The plotter supports the same X values for multiple traces:

[1, 3], [2, 4], [3, 5], [4, 6], [5, 7] vs 1...6
_images/sweepFormulaPlot2.png

This example plots two traces with five data points each against equidistant X coordinates 1, 2, 3, 4, 5. The first trace is colored blue for demonstration. This also works for a constant X value and multiple traces. The same way separate X value series for traces can be set:

[1, 3], [2, 4], [3, 5], [4, 6], [5, 7] vs [1, 0], [2, 0.5], [3, 1], [4, 1.5], [5, 2]
_images/sweepFormulaPlot3.png

The above example plots two traces with the first one Y series: 1, 2, 3, 4, 5; X series: 1, 2, 3, 4, 5 and the second Y series: 3, 4, 5, 6, 7; X series: 0, 0.5, 1, 1.5, 2. The first trace is colored blue for demonstration.

Multiple graphs

Several graphs can generated with a single input by separating the formulas with and.

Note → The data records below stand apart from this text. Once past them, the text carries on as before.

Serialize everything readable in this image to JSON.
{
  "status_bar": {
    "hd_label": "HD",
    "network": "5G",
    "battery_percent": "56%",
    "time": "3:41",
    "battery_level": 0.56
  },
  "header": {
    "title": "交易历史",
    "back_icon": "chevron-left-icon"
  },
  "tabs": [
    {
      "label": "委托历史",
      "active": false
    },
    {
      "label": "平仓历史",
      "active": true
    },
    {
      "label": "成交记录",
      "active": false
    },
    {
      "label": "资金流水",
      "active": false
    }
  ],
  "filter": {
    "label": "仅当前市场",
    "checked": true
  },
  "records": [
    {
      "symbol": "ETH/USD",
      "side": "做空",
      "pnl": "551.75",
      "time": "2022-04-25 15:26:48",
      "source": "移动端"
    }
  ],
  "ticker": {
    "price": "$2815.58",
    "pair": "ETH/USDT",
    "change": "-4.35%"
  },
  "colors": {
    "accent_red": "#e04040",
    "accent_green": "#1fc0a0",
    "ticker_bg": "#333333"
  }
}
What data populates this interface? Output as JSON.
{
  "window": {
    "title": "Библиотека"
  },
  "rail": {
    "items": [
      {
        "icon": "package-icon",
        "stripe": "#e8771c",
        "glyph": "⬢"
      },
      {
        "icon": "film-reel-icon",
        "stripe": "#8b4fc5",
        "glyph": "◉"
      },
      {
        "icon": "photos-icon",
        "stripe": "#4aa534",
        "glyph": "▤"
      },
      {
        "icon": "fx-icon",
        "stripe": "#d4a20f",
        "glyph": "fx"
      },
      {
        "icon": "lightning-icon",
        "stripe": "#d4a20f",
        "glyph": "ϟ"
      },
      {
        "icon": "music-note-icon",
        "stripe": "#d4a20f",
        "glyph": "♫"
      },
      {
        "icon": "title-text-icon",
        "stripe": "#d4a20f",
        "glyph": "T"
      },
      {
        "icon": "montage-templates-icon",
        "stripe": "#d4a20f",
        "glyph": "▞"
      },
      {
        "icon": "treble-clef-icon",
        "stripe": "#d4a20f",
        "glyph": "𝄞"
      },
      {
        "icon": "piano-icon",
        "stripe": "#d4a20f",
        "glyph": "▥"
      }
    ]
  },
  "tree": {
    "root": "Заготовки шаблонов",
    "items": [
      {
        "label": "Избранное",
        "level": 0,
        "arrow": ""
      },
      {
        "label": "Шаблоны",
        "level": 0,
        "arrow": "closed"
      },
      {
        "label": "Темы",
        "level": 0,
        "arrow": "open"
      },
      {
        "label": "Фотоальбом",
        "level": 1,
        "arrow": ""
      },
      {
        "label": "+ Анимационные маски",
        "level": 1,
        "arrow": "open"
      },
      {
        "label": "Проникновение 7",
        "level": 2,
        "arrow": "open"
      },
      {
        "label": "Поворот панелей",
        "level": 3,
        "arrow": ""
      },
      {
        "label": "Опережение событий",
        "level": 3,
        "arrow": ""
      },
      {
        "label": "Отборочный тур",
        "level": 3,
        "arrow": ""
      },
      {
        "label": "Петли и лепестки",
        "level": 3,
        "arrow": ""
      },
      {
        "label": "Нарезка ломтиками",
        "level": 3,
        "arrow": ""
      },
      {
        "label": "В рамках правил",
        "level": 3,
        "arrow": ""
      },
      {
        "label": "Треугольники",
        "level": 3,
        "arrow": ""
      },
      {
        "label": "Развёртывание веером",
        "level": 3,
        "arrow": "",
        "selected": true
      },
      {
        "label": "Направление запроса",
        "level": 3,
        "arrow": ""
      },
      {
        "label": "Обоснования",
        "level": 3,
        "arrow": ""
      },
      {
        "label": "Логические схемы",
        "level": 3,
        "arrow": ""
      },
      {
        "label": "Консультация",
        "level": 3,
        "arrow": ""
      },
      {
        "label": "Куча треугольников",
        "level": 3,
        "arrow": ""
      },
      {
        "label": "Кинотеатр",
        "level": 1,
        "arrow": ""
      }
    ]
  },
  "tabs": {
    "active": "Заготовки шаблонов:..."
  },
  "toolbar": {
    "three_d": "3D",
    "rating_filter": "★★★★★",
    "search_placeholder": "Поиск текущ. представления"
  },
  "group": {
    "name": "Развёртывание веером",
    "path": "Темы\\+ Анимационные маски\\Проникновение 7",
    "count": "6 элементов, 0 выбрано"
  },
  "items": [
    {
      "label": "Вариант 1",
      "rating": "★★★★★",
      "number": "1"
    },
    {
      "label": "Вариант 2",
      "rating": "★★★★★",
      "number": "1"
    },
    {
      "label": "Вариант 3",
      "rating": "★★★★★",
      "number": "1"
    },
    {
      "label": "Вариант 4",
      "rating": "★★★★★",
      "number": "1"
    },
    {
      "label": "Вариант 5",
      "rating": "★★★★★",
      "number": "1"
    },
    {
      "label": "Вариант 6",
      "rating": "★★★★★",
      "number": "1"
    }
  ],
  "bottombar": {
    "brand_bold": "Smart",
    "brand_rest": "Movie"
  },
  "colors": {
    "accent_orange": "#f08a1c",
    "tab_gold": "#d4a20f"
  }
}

The and must be on an own line.

0...10 vs range(10, 100, 10)
and
10...20 vs range(10, 100, 10)
and
20...30

The above code creates a panel with three separate graphs arranged vertically evenly spaced.

_images/sweepFormulaPlot4.png

Getting Quick Help

In the Sweep Formula notebook it is possible to get a quick help for operation and keywords like vs and and. Mark the operation in question with the mouse and hover over it, a tooltip appears that shows the help for this operation. Alternatively hold shift and right-click to jump to the Help tab that shows the help for the marked operation.